A multimodal search solution using NLP, BigQuery and embeddings
Layolin Jesudhass
Generative AI Solutions Architect, Google
Today's digital landscape offers a vast sea of information, encompassing not only text, but also images and videos. Traditional enterprise search engines were primarily designed for text-based queries, and often fall short when it comes to analyzing visual content. However, with a combination of natural language processing (NLP) and multimodal embeddings, a new era of search is emerging that lets your customers search for an image or video — or information within it — in the same way they would with text-based content.
In this blog, we showcase a demo for performing text search on images, videos, or both using a powerful multimodal embedding model that’s specifically designed for cross-modal semantic search scenarios such as searching images using text, or finding text in images based on a given query. Multimodal embedding is the key to accomplishing these tasks.
Our demo performs text to image search, text to video search, text to image and video combined search
Let's see how this works!
A solution for converged image, video, and text search
The architecture leverages Google Cloud Storage for storing media files, with BigQuery object tables referencing these files. A multimodal embedding model generates semantic embeddings for the images and videos, which are then indexed in BigQuery for efficient similarity search, enabling seamless cross-modal search experiences.
From text to visuals: Multimodal search for images and videos
To implement a similar solution, follow the steps below.
Steps 1 - 2: Upload image and video data to Cloud Storage
Upload all image and video files to a Cloud Storage bucket. For the demo, we’ve downloaded some images and videos from Google Search that are available on GitHub. Be sure to remove the README.md file before uploading them to your Cloud Storage bucket.
Prepare your media files:
-
Using your own data, collect all the images and video files you plan to work with.
-
Ensure the files are organized and named appropriately for easy management and access.

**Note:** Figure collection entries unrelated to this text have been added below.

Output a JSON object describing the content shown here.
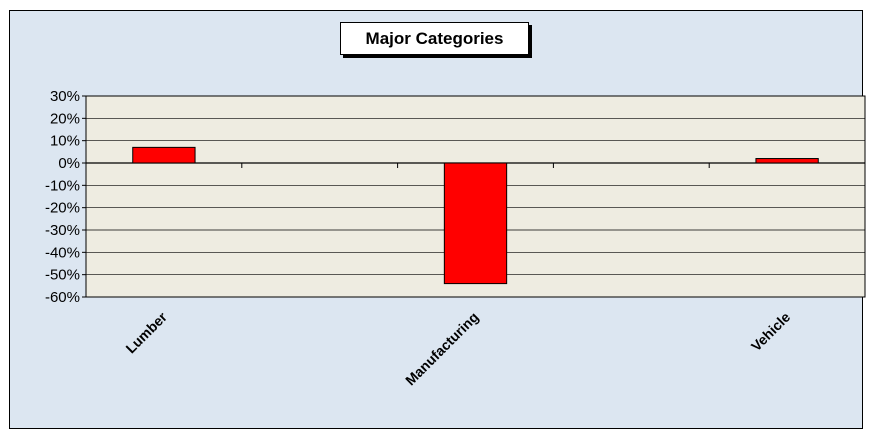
{
  "chart_data": {
    "type": "bar",
    "title": "Major Categories",
    "categories": [
      "Lumber",
      "",
      "Manufacturing",
      "",
      "Vehicle"
    ],
    "values": [
      7,
      null,
      -54,
      null,
      2
    ],
    "ytick_labels": [
      "30%",
      "20%",
      "10%",
      "0%",
      "-10%",
      "-20%",
      "-30%",
      "-40%",
      "-50%",
      "-60%"
    ],
    "ylim": [
      -60,
      30
    ],
    "grid": true,
    "legend": "none",
    "colors": {
      "bar": "#ff0000",
      "bar_stroke": "#000000",
      "plot_background": "#eeece1",
      "chart_background": "#dce6f1"
    }
  }
}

Upload data to Cloud Storage:
-
Create a Cloud Storage bucket, if you haven't already.
-
Upload your media files into the bucket. You can use the Google Cloud console, the
gsutil
command-line tool, or the Cloud Storage API. -
Verify that the files are uploaded correctly and note the bucket's name and path where the files are stored (e.g.,
gs://your-bucket-name/your-files
).
Step 3: Create an object table in BigQuery
Create an Object table in BigQuery to point to your source image and video files in the Cloud Storage bucket. Object tables are read-only tables over unstructured data objects that reside in Cloud Storage. You can learn about other use cases for BigQuery object tables here.
Before you create the object table, establish a connection, as described here. Ensure that the connection's principal has the ‘Vertex AI User’ role and that the Vertex AI API is enabled for your project.
Create remote connection
Create object table
Step 4: Create your multimodal embeddings
We generate embeddings (numerical representations) for your media data using a pre-trained multimodal embedding model. These embeddings capture the semantic information of the content, enabling efficient similarity searches.
Step 5: Create a vector index in BigQuery
Create a VECTOR INDEX in BigQuery for the embeddings to efficiently store and query the embeddings generated from your image and video data. This index is essential for performing similarity searches later.
Step 6: Send the user’s query as text input
A user’s query is sent as text input in simple natural language like “elephant eating grass”. When a user submits a query, the system converts this textual input into an embedding, similar to how it processed the media data.
Step 7: Create a text embedding for the user query
You can create a text embedding for the user query using the same multimodal embedding model. To compare the user query with the stored embeddings, first generate an embedding for the query itself using the same multimodal embedding model.
Step 8: Perform similarity search
Similarity search is performed between the user query and the source data containing images and videos using VECTOR SEARCH. Using the vector index created in Step 4, perform a similarity search to find the most similar media items to the user query. This search compares the user query's embedding with the embeddings of the media data.
Step 9: Return the search results for images and videos to the user
Finally, the results from the similarity search are presented to the user. The results include the URIs of the most similar images and videos stored in the Cloud Storage bucket, along with their similarity scores (distances). This allows the user to view or download the media items related to their query.
Multimodal embeddings powers a new level of search
Because multimodal embeddings can handle both image and video modalities, building a powerful search experience across your visual content is just a few steps away. No matter if your use case is image search, video search, or image and video search combined, get ready to unlock a new level of search enhancing your users’ experiences and streamlining content discovery.